Lame, lame, and lame
The movie starts with a voice over, over black screen, that goes on for a very long time. It’s the main character telling his best friend about a childhood crush, kind of for no apparent reason. I have to wonder, why is he extolling this girl’s virtues to his best friend now? No particular reason. They’re just chatting.
Maybe that doesn’t seem like a terrible movie fault to a non-screenwriter’s ears. But it turns out that “just chatting” is not a good reason for dialogue in a movie. It makes for dull, non-exciting, non-compelling stories. Which is exactly what this movie was. Lots of random chatting, a bunch of time spent on side-characters with no introduction of their relevance to the story, a crap-load of coincidences (“Oh, I remember you from grade school,” and “Oh, didn’t we go to grade school together?” And I can’t forget, “We went to the same grade school!” They tried to make it all plausible with, “It’s a small community.” Um, you’re in the middle of a city, dude…). And add in some stilted lines, with the occasional wooden acting for good measure.
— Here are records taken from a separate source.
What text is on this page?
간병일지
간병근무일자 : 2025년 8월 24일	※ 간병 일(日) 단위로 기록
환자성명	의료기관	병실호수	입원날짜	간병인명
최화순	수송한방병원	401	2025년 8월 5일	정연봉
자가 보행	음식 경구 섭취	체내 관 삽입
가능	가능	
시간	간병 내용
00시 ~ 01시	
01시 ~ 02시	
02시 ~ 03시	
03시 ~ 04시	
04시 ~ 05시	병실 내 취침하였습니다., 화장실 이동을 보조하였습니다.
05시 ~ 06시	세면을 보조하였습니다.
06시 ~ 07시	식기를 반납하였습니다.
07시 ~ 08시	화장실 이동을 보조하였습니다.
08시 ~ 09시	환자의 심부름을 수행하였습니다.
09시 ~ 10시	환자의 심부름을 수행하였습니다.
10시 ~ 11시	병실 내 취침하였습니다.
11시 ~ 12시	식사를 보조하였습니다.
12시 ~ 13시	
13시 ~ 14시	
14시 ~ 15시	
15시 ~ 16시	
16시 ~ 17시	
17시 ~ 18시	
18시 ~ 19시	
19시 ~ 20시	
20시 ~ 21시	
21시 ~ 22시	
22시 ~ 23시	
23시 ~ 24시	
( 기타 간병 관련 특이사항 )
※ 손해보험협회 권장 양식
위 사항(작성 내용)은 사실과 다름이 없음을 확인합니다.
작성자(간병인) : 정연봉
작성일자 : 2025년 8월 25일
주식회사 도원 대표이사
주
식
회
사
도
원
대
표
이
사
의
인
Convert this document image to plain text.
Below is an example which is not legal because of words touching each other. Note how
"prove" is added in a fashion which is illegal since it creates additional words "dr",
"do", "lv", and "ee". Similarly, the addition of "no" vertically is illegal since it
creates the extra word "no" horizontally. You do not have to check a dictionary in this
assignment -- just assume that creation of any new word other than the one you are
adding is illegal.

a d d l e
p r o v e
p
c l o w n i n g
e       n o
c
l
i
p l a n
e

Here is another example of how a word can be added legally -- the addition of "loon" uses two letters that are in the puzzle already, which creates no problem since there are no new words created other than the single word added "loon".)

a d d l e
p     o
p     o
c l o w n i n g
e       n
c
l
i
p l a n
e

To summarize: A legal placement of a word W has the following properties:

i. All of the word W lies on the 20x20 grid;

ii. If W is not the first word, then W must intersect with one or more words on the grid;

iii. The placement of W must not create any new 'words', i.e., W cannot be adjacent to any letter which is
Another issue is that the whole reason this guy starts his “business” is that he gets fired and needs money for rent. But… why? There’s literally no urgency to the rent thing when we see him totally palling around with his strange, hairy landlord.
The other big problem here is that this movie could not decide what it was really about. The importance of honesty? What true love really means? Living with others’ faults? Parents shouldn’t try to control their adult children? All of these are thrown around but never fully developed.
The Good News
The good news is that there’s almost nothing morally objectionable in the whole movie. It’s rated PG, and honestly I can’t even remember any language, let alone anything worse. There is the moral ambiguity of the guy’s match-breaking business, in which he lies and one time totally uses a girl who is into him for the purpose of his business, but even in that he kind of ends up “learning his lesson,” so to speak.
So basically, if you want to watch something with actual, non-animated adults in it while your small children are awake but don’t have any expectations of watching something artistically excellent, this would be an okay choice.
Otherwise, skip it. You’re not missing anything.